Aumento dos Casos de Mpox no Brasil
O recente crescimento de casos de mpox no Brasil fez com que o Ministério da Saúde emitisse um alerta para os residentes de estados como Santa Catarina, Paraná, Rio Grande do Sul, São Paulo, Rio de Janeiro, Minas Gerais, Rondônia e Distrito Federal. Dados oficiais revelam que cerca de 90 casos já foram confirmados, além de mais de 180 notificações suspeitas que estão sendo investigadas.
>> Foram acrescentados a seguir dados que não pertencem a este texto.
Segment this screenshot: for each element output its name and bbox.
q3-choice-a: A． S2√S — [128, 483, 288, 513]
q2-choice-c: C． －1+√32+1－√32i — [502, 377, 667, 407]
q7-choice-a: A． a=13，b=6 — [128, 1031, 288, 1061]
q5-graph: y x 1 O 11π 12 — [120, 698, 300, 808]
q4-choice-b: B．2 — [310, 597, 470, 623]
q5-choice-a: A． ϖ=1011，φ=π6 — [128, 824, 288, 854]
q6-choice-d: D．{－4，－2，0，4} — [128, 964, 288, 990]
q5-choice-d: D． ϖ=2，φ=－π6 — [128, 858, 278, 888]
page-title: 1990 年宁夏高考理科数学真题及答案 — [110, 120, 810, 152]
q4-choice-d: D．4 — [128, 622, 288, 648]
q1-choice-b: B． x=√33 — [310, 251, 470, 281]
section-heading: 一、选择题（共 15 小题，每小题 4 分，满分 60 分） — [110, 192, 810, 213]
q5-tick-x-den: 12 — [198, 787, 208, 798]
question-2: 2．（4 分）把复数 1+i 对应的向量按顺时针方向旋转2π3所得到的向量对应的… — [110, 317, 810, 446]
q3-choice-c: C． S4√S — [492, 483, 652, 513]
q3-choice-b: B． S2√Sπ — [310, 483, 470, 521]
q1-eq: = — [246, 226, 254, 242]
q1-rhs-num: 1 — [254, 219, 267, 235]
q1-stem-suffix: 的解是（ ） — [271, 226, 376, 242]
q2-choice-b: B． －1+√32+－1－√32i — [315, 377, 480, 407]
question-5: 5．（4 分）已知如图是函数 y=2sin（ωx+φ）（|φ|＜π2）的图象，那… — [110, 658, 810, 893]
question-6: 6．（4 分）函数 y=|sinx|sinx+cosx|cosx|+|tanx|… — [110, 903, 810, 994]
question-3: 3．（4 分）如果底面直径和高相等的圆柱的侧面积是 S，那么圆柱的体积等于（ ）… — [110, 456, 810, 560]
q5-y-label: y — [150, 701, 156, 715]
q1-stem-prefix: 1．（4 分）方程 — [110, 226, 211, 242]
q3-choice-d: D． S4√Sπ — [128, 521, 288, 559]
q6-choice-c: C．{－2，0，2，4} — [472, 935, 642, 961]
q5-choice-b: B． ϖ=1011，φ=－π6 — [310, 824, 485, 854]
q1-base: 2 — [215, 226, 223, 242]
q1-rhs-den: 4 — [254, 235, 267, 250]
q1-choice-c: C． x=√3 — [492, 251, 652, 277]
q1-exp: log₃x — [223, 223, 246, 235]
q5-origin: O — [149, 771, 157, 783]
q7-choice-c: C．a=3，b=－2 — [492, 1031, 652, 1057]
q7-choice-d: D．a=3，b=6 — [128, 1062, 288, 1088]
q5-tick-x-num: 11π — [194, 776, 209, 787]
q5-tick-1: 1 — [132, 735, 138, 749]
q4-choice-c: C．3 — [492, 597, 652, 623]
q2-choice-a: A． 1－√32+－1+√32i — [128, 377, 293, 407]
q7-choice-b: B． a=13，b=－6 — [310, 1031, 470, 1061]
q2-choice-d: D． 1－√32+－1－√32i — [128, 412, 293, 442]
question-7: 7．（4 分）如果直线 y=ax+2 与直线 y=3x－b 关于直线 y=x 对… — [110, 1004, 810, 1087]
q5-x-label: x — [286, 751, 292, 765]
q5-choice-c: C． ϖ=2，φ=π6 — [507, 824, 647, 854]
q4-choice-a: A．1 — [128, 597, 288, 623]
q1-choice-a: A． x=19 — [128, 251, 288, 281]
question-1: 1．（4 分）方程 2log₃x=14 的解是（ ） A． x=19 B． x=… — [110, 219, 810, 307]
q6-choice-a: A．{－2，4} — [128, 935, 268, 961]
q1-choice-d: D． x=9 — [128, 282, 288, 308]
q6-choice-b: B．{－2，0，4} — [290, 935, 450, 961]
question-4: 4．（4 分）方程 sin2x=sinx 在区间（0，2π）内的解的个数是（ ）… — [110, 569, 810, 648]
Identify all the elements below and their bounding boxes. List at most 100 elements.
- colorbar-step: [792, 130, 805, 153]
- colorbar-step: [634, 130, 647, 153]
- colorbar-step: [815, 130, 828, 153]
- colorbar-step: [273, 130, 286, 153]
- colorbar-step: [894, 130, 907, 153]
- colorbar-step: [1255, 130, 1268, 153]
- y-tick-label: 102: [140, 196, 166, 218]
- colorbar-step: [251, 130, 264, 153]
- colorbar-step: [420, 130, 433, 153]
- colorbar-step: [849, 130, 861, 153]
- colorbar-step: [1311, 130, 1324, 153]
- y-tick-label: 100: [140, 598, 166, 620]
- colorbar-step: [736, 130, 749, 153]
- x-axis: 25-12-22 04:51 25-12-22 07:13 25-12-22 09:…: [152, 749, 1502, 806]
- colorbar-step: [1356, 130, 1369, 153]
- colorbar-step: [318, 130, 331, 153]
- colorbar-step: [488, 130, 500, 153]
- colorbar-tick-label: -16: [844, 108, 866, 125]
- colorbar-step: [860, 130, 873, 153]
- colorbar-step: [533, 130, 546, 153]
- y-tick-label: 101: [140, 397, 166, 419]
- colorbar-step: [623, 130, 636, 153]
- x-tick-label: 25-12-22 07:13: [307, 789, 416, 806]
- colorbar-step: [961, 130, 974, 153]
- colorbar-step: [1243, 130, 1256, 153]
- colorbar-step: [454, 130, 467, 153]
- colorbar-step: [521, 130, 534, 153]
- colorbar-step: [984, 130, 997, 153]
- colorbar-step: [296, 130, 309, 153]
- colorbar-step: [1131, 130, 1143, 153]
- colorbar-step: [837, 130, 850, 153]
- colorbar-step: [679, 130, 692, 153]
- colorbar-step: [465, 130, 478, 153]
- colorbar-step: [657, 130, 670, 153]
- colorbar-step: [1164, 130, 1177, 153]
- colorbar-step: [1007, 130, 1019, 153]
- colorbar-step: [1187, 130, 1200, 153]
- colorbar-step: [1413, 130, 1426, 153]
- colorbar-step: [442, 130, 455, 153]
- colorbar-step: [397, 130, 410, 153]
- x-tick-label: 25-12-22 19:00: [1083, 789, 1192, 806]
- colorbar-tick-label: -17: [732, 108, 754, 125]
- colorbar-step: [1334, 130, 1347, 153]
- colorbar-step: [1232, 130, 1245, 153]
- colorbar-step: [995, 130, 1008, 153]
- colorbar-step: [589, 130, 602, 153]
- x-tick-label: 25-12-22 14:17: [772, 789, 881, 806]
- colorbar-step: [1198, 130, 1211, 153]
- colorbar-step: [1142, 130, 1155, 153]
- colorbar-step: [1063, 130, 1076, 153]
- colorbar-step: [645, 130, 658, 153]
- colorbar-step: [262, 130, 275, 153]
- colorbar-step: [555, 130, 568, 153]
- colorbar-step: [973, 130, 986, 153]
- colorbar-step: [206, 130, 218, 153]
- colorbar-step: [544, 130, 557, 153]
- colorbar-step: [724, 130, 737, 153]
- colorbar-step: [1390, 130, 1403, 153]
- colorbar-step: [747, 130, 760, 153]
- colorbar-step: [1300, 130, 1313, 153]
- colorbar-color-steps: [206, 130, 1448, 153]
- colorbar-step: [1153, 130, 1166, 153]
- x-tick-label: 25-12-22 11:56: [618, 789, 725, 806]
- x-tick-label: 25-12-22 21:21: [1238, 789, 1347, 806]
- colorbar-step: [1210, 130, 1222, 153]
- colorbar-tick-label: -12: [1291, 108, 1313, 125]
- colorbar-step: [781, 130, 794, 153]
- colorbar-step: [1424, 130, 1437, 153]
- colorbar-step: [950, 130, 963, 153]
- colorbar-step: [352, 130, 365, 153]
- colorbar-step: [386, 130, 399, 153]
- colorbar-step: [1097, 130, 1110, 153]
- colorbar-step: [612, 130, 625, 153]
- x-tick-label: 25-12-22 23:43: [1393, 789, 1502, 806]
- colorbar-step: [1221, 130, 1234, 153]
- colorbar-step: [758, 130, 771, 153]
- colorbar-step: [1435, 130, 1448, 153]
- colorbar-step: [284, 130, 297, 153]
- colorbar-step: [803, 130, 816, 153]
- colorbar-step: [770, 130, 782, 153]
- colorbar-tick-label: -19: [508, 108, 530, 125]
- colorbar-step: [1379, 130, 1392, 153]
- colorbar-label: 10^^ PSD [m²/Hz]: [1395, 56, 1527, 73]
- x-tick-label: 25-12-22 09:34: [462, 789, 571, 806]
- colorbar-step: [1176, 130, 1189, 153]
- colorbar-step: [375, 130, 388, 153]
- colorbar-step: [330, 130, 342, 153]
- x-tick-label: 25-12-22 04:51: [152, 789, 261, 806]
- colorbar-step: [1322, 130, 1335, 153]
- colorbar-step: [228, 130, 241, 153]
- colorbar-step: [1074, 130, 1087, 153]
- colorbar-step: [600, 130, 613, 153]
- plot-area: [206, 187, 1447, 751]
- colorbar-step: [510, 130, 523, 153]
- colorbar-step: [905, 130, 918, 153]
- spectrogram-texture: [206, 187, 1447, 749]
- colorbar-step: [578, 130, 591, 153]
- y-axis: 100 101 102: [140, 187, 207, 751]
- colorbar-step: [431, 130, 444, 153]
São Paulo é o estado que concentra a maior parte desses registros, seguido pelo Rio de Janeiro e outras regiões, que tiveram seu monitoramento intensificado nas últimas semanas.
Em resposta a esse cenário, a vigilância epidemiológica foi reforçada, visando conter a disseminação do vírus, especialmente em áreas urbanas. O Sistema Único de Saúde (SUS) está preparado para atender pacientes com sintomas, realizar exames laboratoriais adequados e implementar medidas de isolamento quando necessário.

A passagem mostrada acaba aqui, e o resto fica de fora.